A Sale is Made on Every Call
“…hey look, man, tell me you don't like my firm, tell me you don't like my idea, tell me you don't like my neck tie, but don't tell me you can't put together 2,500 bucks….A sell is made on every call you make. Either you sell the client some stock, or he sells you on a reason he can't. Either way, a sell is made. The only question is: who's gonna’ close? You or him?
- Ben Affleck, “Boiler Room”
One of the biggest challenges about raising assets is that most institutional investors start at “No”.
As most managers know, there an entire multi-point checklist that you need to satisfy, along with a bunch of other pre-conceived notions that require explanation in order to be even considered for investment.
The process necessitates that you punch through a load of “No’s” prior to even being considered for a “Yes”.
It’s almost like talking to a compliance officer… Approach most compliance officer with something non-textbook and count how long it takes for the word “no” to escape their lips. I have not come across many open-minded folks in that role. Part of it is the position, I get it, – not much upside for them to think out of the box…but part of it is just plain habit.
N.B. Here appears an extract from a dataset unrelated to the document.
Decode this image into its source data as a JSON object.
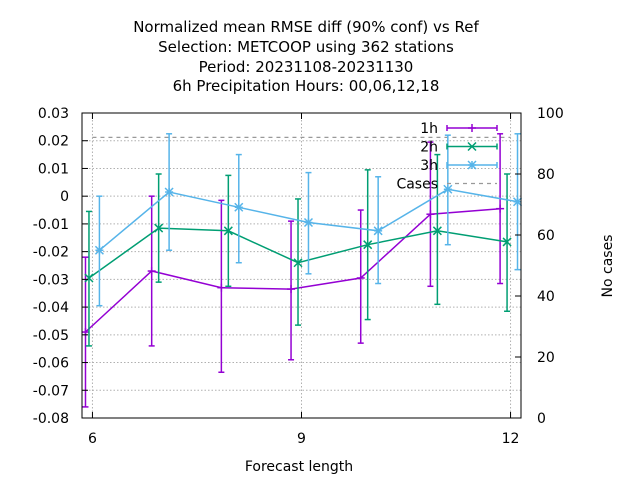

We ran into this situation recently with a compliance consultant who expressed “serious concerns” about some marketing materials we sent over for review.
Holy crap – “serious concerns??” Guess we need to make some changes - glad we asked for her opinion.
Turns out the “concern” mostly came down to how we applied one word. After some discussion, we proposed just removing the word from the materials (but leaving the rest). She shrugged it off with a simple, “that will be fine.”
So – naturally the question is…why didn’t she just suggest that in the first place? Sure, there is a cynical response about lawyers and hourly rates but the reality is, that is just not how she is trained to think.
Investors are not much different - they have a ridiculous amount of investment choices. It makes sense for them to rely on their process. And an important part of that process is their checklist.
But there is stuff you can do….
Chances are you do have something that they want. Make your one or two differentiators very discernible (‘cause you don’t really have seven). Keep them simple and uncluttered and you have a much higher chance of staying on their radar as you mature. Bury that differentiator in an overwhelming mound of text and it is unlikely they will ever find it - because just like your compliance officer, there is little chance they will go searching.
Ensure that they have everything they need to make a decision when you become “investable” The investment cycle is a long process. If they have a six step process to making an investment – be sure that they are near step six when you finally fulfill their last few requirements. It doesn’t mean they will give you money, but they won’t give you thoughtless excuses either.
The only way to do this is through simple consistency. If you ignore them for two years and then come back to say you met an AUM minimum, you will definitely have to pass “GO” a couple of times ‘til they are ready to pay attention again.
Stop selling and start adding value. Don’t have a reason to stay in front of them? Provide some content. There is something in your investing universe that is of interest to people. Share it.
And to finish off Ben Affleck’s monologue…”Now be relentless.”